An X.25 link is split into a number of Logical Channels - each Logical Channel can carry a separate Virtual Circuit.

Each Logical Channel is identified by its Logical Channel Number (LCN), also known as a Logical Channel Identifier (LCI).

The LCN occupies 12 bits within the header of the X.25 packet - there are thus 4096 different potential LCNs available per X.25 link - 0 to 4095. On the majority of X.25 Networks, LCN 0 is reserved for Link Control traffic, and is not available for Virtual Circuits, thus only 4095 simultaneous Virtual Circuits are possible. Some networks, however, do support Virtual Circuits on LCN 0, allowing 4096 Virtual Circuits to be supported - this is also supported by the FarSync X.25 software.
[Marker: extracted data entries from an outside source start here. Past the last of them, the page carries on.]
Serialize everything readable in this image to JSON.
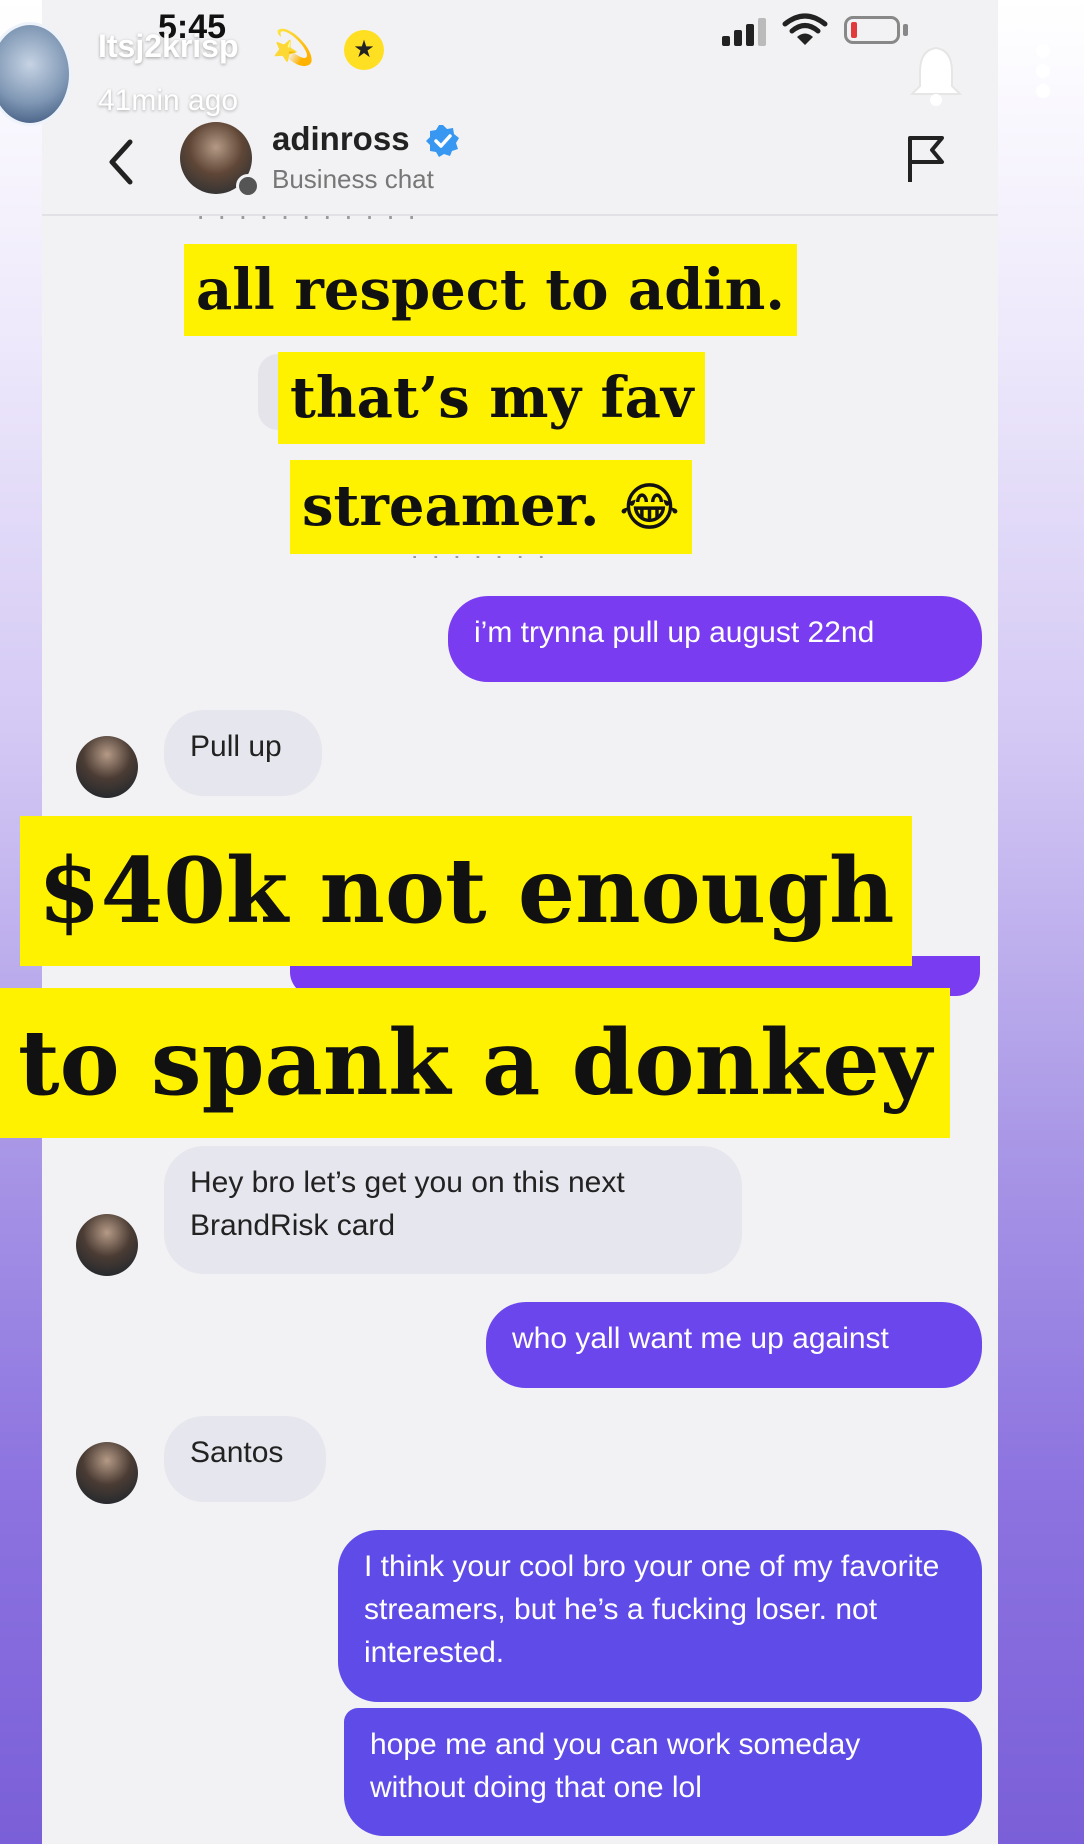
{
  "story": {
    "username": "Itsj2krisp",
    "username_emoji": "💫",
    "star_badge": "★",
    "posted_ago": "41min ago"
  },
  "status_bar": {
    "time": "5:45"
  },
  "chat_header": {
    "name": "adinross",
    "subtitle": "Business chat"
  },
  "captions": [
    "all respect to adin.",
    "that’s my fav",
    "streamer.",
    "$40k not enough",
    "to spank a donkey"
  ],
  "caption_emoji": "😂",
  "messages": [
    {
      "from": "me",
      "text": "i’m trynna pull up august 22nd"
    },
    {
      "from": "them",
      "text": "Pull up"
    },
    {
      "from": "them",
      "text": "Hey bro let’s get you on this next BrandRisk card"
    },
    {
      "from": "me",
      "text": "who yall want me up against"
    },
    {
      "from": "them",
      "text": "Santos"
    },
    {
      "from": "me",
      "text": "I think your cool bro your one of my favorite streamers, but he’s a fucking loser. not interested."
    },
    {
      "from": "me",
      "text": "hope me and you can work someday without doing that one lol"
    }
  ],
  "colors": {
    "accent_purple": "#7a3cf0",
    "caption_yellow": "#fff200",
    "incoming_bubble": "#e6e6ee",
    "verified_blue": "#3897f0"
  },
  "icons": [
    "back-chevron-icon",
    "verified-badge-icon",
    "flag-icon",
    "bell-icon",
    "more-options-icon",
    "signal-icon",
    "wifi-icon",
    "battery-icon"
  ]
}
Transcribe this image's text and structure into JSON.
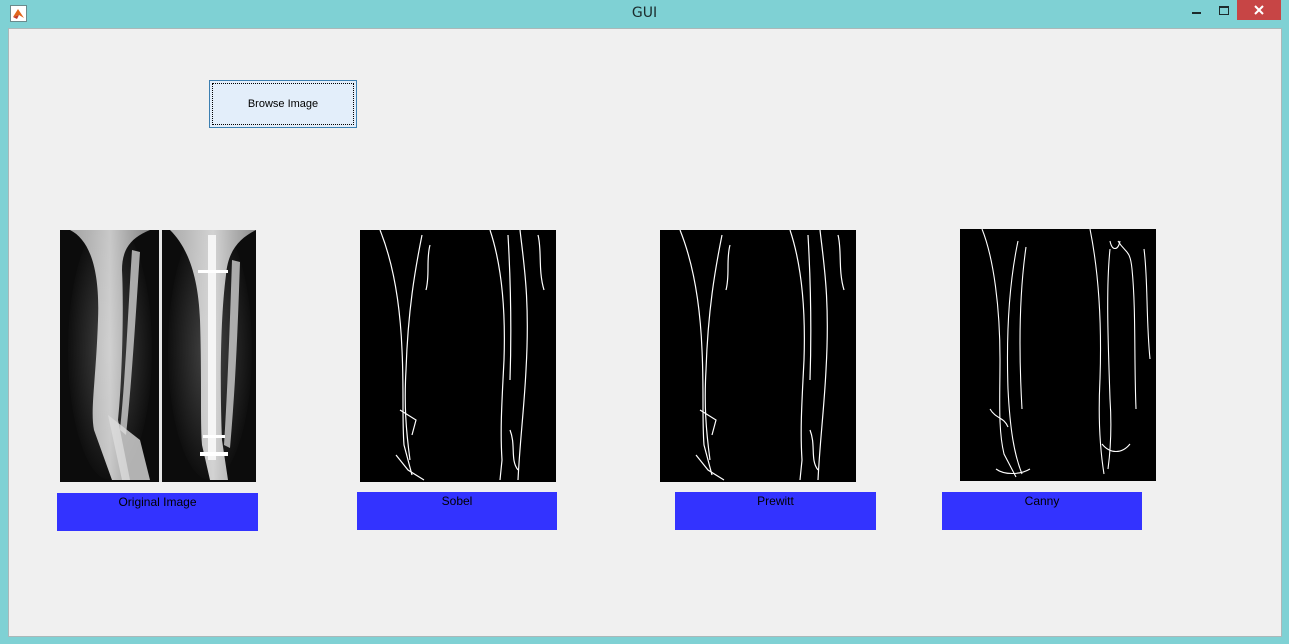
{
  "window": {
    "title": "GUI",
    "icon": "matlab-icon",
    "controls": [
      "minimize-icon",
      "maximize-icon",
      "close-icon"
    ]
  },
  "toolbar": {
    "browse_label": "Browse Image"
  },
  "panels": [
    {
      "image": "original-xray",
      "label": "Original Image"
    },
    {
      "image": "sobel-edges",
      "label": "Sobel"
    },
    {
      "image": "prewitt-edges",
      "label": "Prewitt"
    },
    {
      "image": "canny-edges",
      "label": "Canny"
    }
  ],
  "colors": {
    "title_bar": "#7fd1d4",
    "client_bg": "#f0f0f0",
    "label_bg": "#3333ff",
    "close_button": "#c74545",
    "browse_button": "#e3eefa"
  }
}
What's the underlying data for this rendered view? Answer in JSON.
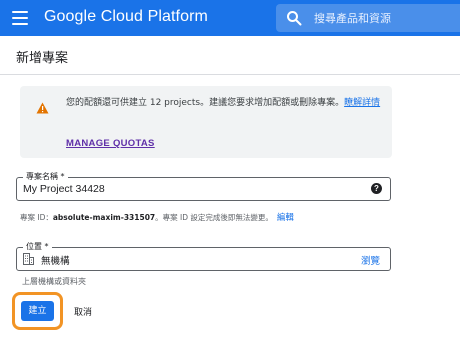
{
  "header": {
    "brand": "Google Cloud Platform",
    "search_placeholder": "搜尋產品和資源",
    "bar_color": "#1a73e8"
  },
  "page": {
    "title": "新增專案"
  },
  "quota_notice": {
    "message": "您的配額還可供建立 12 projects。建議您要求增加配額或刪除專案。",
    "link_text": "瞭解詳情",
    "manage_label": "MANAGE QUOTAS",
    "icon": "warning-icon",
    "icon_color": "#e37400"
  },
  "project_name": {
    "label": "專案名稱 *",
    "value": "My Project 34428",
    "help_icon": "?"
  },
  "project_id": {
    "prefix": "專案 ID：",
    "value": "absolute-maxim-331507",
    "note": "。專案 ID 設定完成後即無法變更。",
    "edit_label": "編輯"
  },
  "location": {
    "label": "位置 *",
    "value": "無機構",
    "browse_label": "瀏覽",
    "helper": "上層機構或資料夾",
    "icon": "organization-icon"
  },
  "actions": {
    "create_label": "建立",
    "cancel_label": "取消",
    "primary_color": "#1a73e8",
    "highlight_color": "#f29425"
  }
}
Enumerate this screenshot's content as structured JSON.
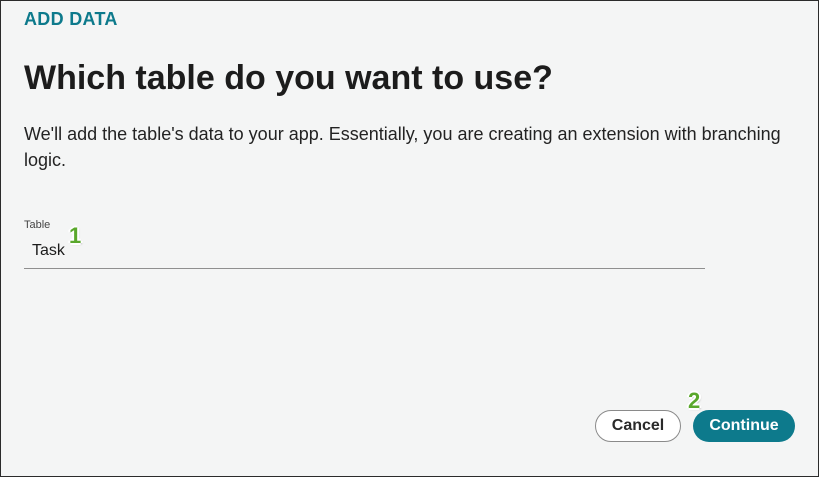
{
  "header": {
    "eyebrow": "ADD DATA",
    "title": "Which table do you want to use?",
    "description": "We'll add the table's data to your app. Essentially, you are creating an extension with branching logic."
  },
  "form": {
    "table_label": "Table",
    "table_value": "Task"
  },
  "annotations": {
    "step_1": "1",
    "step_2": "2"
  },
  "actions": {
    "cancel_label": "Cancel",
    "continue_label": "Continue"
  },
  "colors": {
    "accent": "#0d7a8c",
    "step_marker": "#5aa82c",
    "background": "#f4f5f5"
  }
}
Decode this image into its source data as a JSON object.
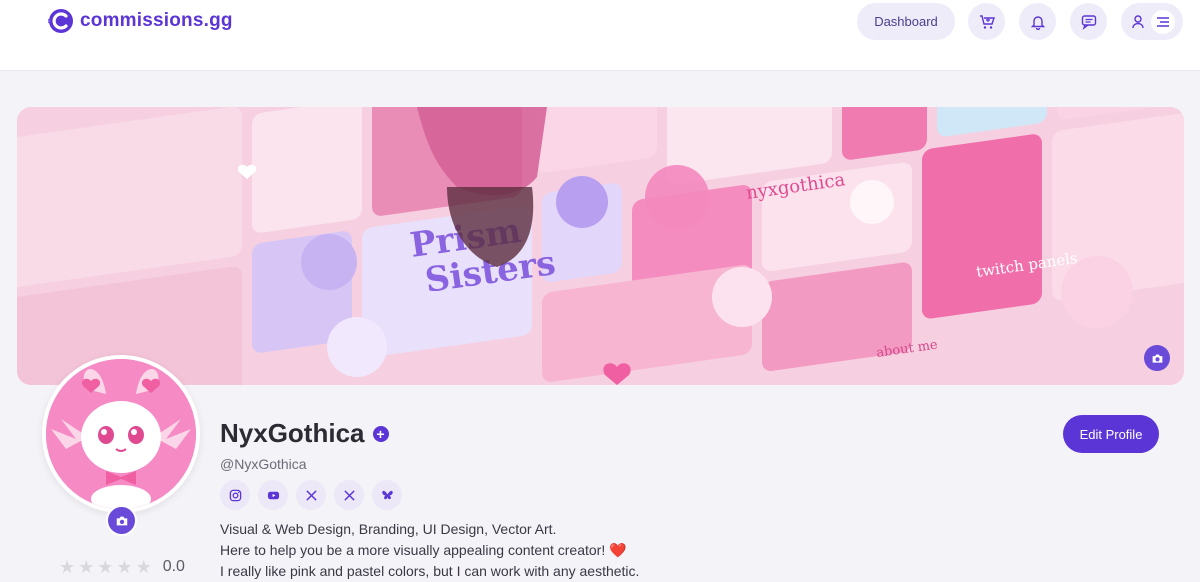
{
  "header": {
    "logo_text": "commissions.gg",
    "dashboard_label": "Dashboard",
    "icons": [
      "cart-icon",
      "bell-icon",
      "chat-icon",
      "user-icon",
      "menu-icon"
    ]
  },
  "banner": {
    "camera_icon": "camera-icon",
    "artwork_text": {
      "prism_line1": "Prism",
      "prism_line2": "Sisters",
      "brand": "nyxgothica",
      "panels": "twitch panels",
      "about": "about me"
    }
  },
  "profile": {
    "name": "NyxGothica",
    "handle": "@NyxGothica",
    "verified_icon": "plus-badge-icon",
    "edit_label": "Edit Profile",
    "rating_value": "0.0",
    "rating_stars": 0,
    "rating_max": 5,
    "socials": [
      "instagram-icon",
      "youtube-icon",
      "x-icon",
      "x-icon",
      "bluesky-icon"
    ],
    "bio": {
      "line1": "Visual & Web Design, Branding, UI Design, Vector Art.",
      "line2": "Here to help you be a more visually appealing content creator!",
      "line2_emoji": "❤️",
      "line3": "I really like pink and pastel colors, but I can work with any aesthetic."
    }
  },
  "colors": {
    "accent": "#5b35d5",
    "pill_bg": "#efecf9",
    "banner_pink": "#f7d3e3",
    "avatar_pink": "#f58ac4"
  }
}
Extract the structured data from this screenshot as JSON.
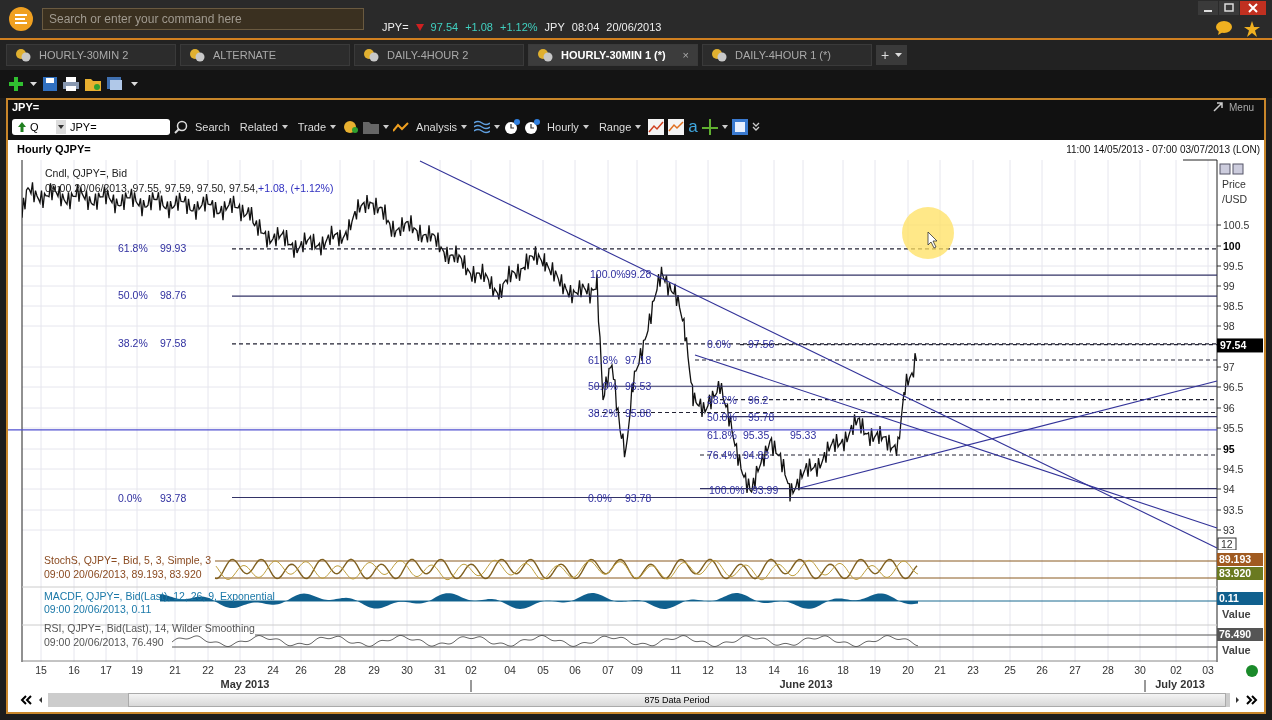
{
  "topbar": {
    "search_placeholder": "Search or enter your command here",
    "ticker": {
      "symbol": "JPY=",
      "last": "97.54",
      "change": "+1.08",
      "change_pct": "+1.12%",
      "currency": "JPY",
      "time": "08:04",
      "date": "20/06/2013"
    }
  },
  "tabs": [
    {
      "label": "HOURLY-30MIN 2",
      "selected": false
    },
    {
      "label": "ALTERNATE",
      "selected": false
    },
    {
      "label": "DAILY-4HOUR 2",
      "selected": false
    },
    {
      "label": "HOURLY-30MIN 1 (*)",
      "selected": true,
      "close": "×"
    },
    {
      "label": "DAILY-4HOUR 1 (*)",
      "selected": false
    }
  ],
  "add_tab": "+",
  "panel": {
    "title": "JPY=",
    "menu": "Menu"
  },
  "chart_toolbar": {
    "ric_prefix": "Q",
    "ric_value": "JPY=",
    "letter": "a",
    "buttons": [
      {
        "label": "Search",
        "caret": false
      },
      {
        "label": "Related",
        "caret": true
      },
      {
        "label": "Trade",
        "caret": true
      },
      {
        "label": "Analysis",
        "caret": true
      },
      {
        "label": "Hourly",
        "caret": true
      },
      {
        "label": "Range",
        "caret": true
      }
    ]
  },
  "chart": {
    "title": "Hourly QJPY=",
    "range": "11:00 14/05/2013 - 07:00 03/07/2013 (LON)",
    "legend": "Cndl, QJPY=, Bid",
    "legend_values": "09:00 20/06/2013, 97.55, 97.59, 97.50, 97.54,",
    "legend_change": "+1.08, (+1.12%)",
    "axis_title": [
      "Price",
      "/USD"
    ],
    "yticks": [
      {
        "label": "100.5",
        "bold": false
      },
      {
        "label": "100",
        "bold": true
      },
      {
        "label": "99.5",
        "bold": false
      },
      {
        "label": "99",
        "bold": false
      },
      {
        "label": "98.5",
        "bold": false
      },
      {
        "label": "98",
        "bold": false
      },
      {
        "label": "97",
        "bold": false
      },
      {
        "label": "96.5",
        "bold": false
      },
      {
        "label": "96",
        "bold": false
      },
      {
        "label": "95.5",
        "bold": false
      },
      {
        "label": "95",
        "bold": true
      },
      {
        "label": "94.5",
        "bold": false
      },
      {
        "label": "94",
        "bold": false
      },
      {
        "label": "93.5",
        "bold": false
      },
      {
        "label": "93",
        "bold": false
      }
    ],
    "last_price": "97.54",
    "scale_box": "12",
    "fib_sets": [
      {
        "labels": [
          {
            "pct": "61.8%",
            "price": "99.93"
          },
          {
            "pct": "50.0%",
            "price": "98.76"
          },
          {
            "pct": "38.2%",
            "price": "97.58"
          },
          {
            "pct": "0.0%",
            "price": "93.78"
          }
        ]
      },
      {
        "labels": [
          {
            "pct": "100.0%",
            "price": "99.28"
          },
          {
            "pct": "61.8%",
            "price": "97.18"
          },
          {
            "pct": "50.0%",
            "price": "96.53"
          },
          {
            "pct": "38.2%",
            "price": "95.88"
          },
          {
            "pct": "0.0%",
            "price": "93.78"
          }
        ]
      },
      {
        "labels": [
          {
            "pct": "0.0%",
            "price": "97.56"
          },
          {
            "pct": "38.2%",
            "price": "96.2"
          },
          {
            "pct": "50.0%",
            "price": "95.78"
          },
          {
            "pct": "61.8%",
            "price": "95.35"
          },
          {
            "pct": "76.4%",
            "price": "94.83"
          },
          {
            "pct": "100.0%",
            "price": "93.99"
          }
        ]
      }
    ],
    "extra_label": "95.33"
  },
  "indicators": [
    {
      "kind": "stoch",
      "title": "StochS, QJPY=, Bid,  5, 3, Simple, 3",
      "values": "09:00 20/06/2013, 89.193, 83.920",
      "readouts": [
        "89.193",
        "83.920"
      ]
    },
    {
      "kind": "macd",
      "title": "MACDF, QJPY=, Bid(Last),  12, 26, 9, Exponential",
      "values": "09:00 20/06/2013, 0.11",
      "readouts": [
        "0.11"
      ],
      "unit": "Value"
    },
    {
      "kind": "rsi",
      "title": "RSI, QJPY=, Bid(Last),  14, Wilder Smoothing",
      "values": "09:00 20/06/2013, 76.490",
      "readouts": [
        "76.490"
      ],
      "unit": "Value"
    }
  ],
  "xaxis": {
    "days": [
      "15",
      "16",
      "17",
      "19",
      "21",
      "22",
      "23",
      "24",
      "26",
      "28",
      "29",
      "30",
      "31",
      "02",
      "04",
      "05",
      "06",
      "07",
      "09",
      "11",
      "12",
      "13",
      "14",
      "16",
      "18",
      "19",
      "20",
      "21",
      "23",
      "25",
      "26",
      "27",
      "28",
      "30",
      "02",
      "03"
    ],
    "months": [
      "May 2013",
      "June 2013",
      "July 2013"
    ]
  },
  "scrollbar": {
    "label": "875 Data Period"
  }
}
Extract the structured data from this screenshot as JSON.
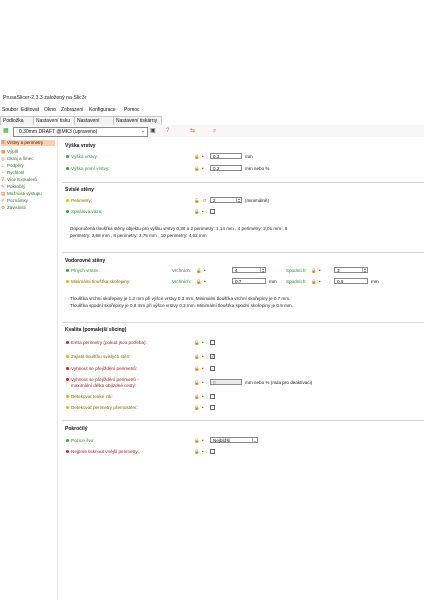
{
  "window": {
    "title": "PrusaSlicer-2.3.3 založený na Slic3r"
  },
  "menu": [
    "Soubor",
    "Editovat",
    "Okno",
    "Zobrazení",
    "Konfigurace",
    "Pomoc"
  ],
  "tabs": [
    "Podložka",
    "Nastavení tisku",
    "Nastavení filamentu",
    "Nastavení tiskárny"
  ],
  "profile": {
    "value": "0.30mm DRAFT @MK3 (upraveno)"
  },
  "sidebar": {
    "items": [
      "Vrstvy a perimetry",
      "Výplň",
      "Okraj a límec",
      "Podpěry",
      "Rychlost",
      "Více Extruderů",
      "Pokročilý",
      "Možnosti výstupu",
      "Poznámky",
      "Závislosti"
    ]
  },
  "layer_height": {
    "title": "Výška vrstvy",
    "height_label": "Výška vrstvy:",
    "height_value": "0.3",
    "height_unit": "mm",
    "first_label": "Výška první vrstvy:",
    "first_value": "0.2",
    "first_unit": "mm nebo %"
  },
  "vertical_shells": {
    "title": "Svislé stěny",
    "perimeters_label": "Perimetry:",
    "perimeters_value": "2",
    "perimeters_unit": "(minimálně)",
    "spiral_label": "Spirálová váza:",
    "note_line1": "Doporučená tloušťka stěny objektu pro výšku vrstvy 0,30 a 2 perimetry: 1,14 mm , 4 perimetry: 2,01 mm , 6",
    "note_line2": "perimetry: 2,88 mm , 8 perimetry: 3,75 mm , 10 perimetry: 4,62 mm"
  },
  "horizontal_shells": {
    "title": "Vodorovné stěny",
    "solid_label": "Plných vrstev:",
    "top_label": "Vrchních:",
    "top_value": "4",
    "bottom_label": "Spodních:",
    "bottom_value": "3",
    "min_label": "Minimální tloušťka skořepiny:",
    "min_top_label": "Vrchních:",
    "min_top_value": "0.7",
    "min_top_unit": "mm",
    "min_bottom_label": "Spodních:",
    "min_bottom_value": "0.5",
    "min_bottom_unit": "mm",
    "note_line1": "Tloušťka vrchní skořepiny je 1.2 mm při výšce vrstvy 0.3 mm. Minimální tloušťka vrchní skořepiny je 0.7 mm.",
    "note_line2": "Tloušťka spodní skořepiny je 0.9 mm při výšce vrstvy 0.3 mm. Minimální tloušťka spodní skořepiny je 0.5 mm."
  },
  "quality": {
    "title": "Kvalita (pomalejší slicing)",
    "extra_label": "Extra perimetry (pokud jsou potřeba):",
    "thin_label": "Zajistit tloušťku svislých stěn:",
    "avoid_label": "Vyhnout se přejíždění perimetrů:",
    "avoid_max_label1": "Vyhnout se přejíždění perimetrů -",
    "avoid_max_label2": "maximální délka objízdné cesty:",
    "avoid_max_value": "0",
    "avoid_max_unit": "mm nebo % (nula pro deaktivaci)",
    "thin_walls_label": "Detekovat tenké zdi:",
    "overhang_label": "Detekovat perimetry přemostění:"
  },
  "advanced": {
    "title": "Pokročilý",
    "seam_label": "Pozice švu:",
    "seam_value": "Nejbližší",
    "external_label": "Nejprve tisknout vnější perimetry:"
  },
  "colors": {
    "accent_orange": "#e0661a",
    "simple_green": "#2ea82e",
    "expert_red": "#c62828",
    "advanced_yellow": "#e6b800",
    "selected_bg": "#ffd0b0"
  }
}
The Logical Channel Number is purely a local matter to each X.25 link between the DTE and the Network - a virtual circuit will usually be carried on a completely different LCN on the local link to the LCN used on the remote link between the remote network node and the DTE on the far side of the network - the network ensures that the packets get routed to the correct LCN.

The number of Logical Channels available to be used depends on the number assigned by the Network Operator - on a public network, it normally costs extra to have a large number, and some links may be supplied with as few as 2 LCNs.

The range of numbers assigned is also determined by the Network Operator - the configuration of the channel assignments is critically important to the successful operation of the X.25 link: the configuration of the DTE must correspond with the configuration of the DCE.

This does unfortunately make X.25 more difficult to configure than TCP/IP - X.25 simply will not work properly if the channel assignments are misconfigured.

For this reason, the FarSync X.25 software on Windows contains a utility - x25ChanProbe.exe - to determine the channel assignments automatically. It does this by by transmitting a Call Request packet on every possible LCN, and checking the results - typically a Call Request on an unassigned channel is ignored, so it can take some time to gather the results.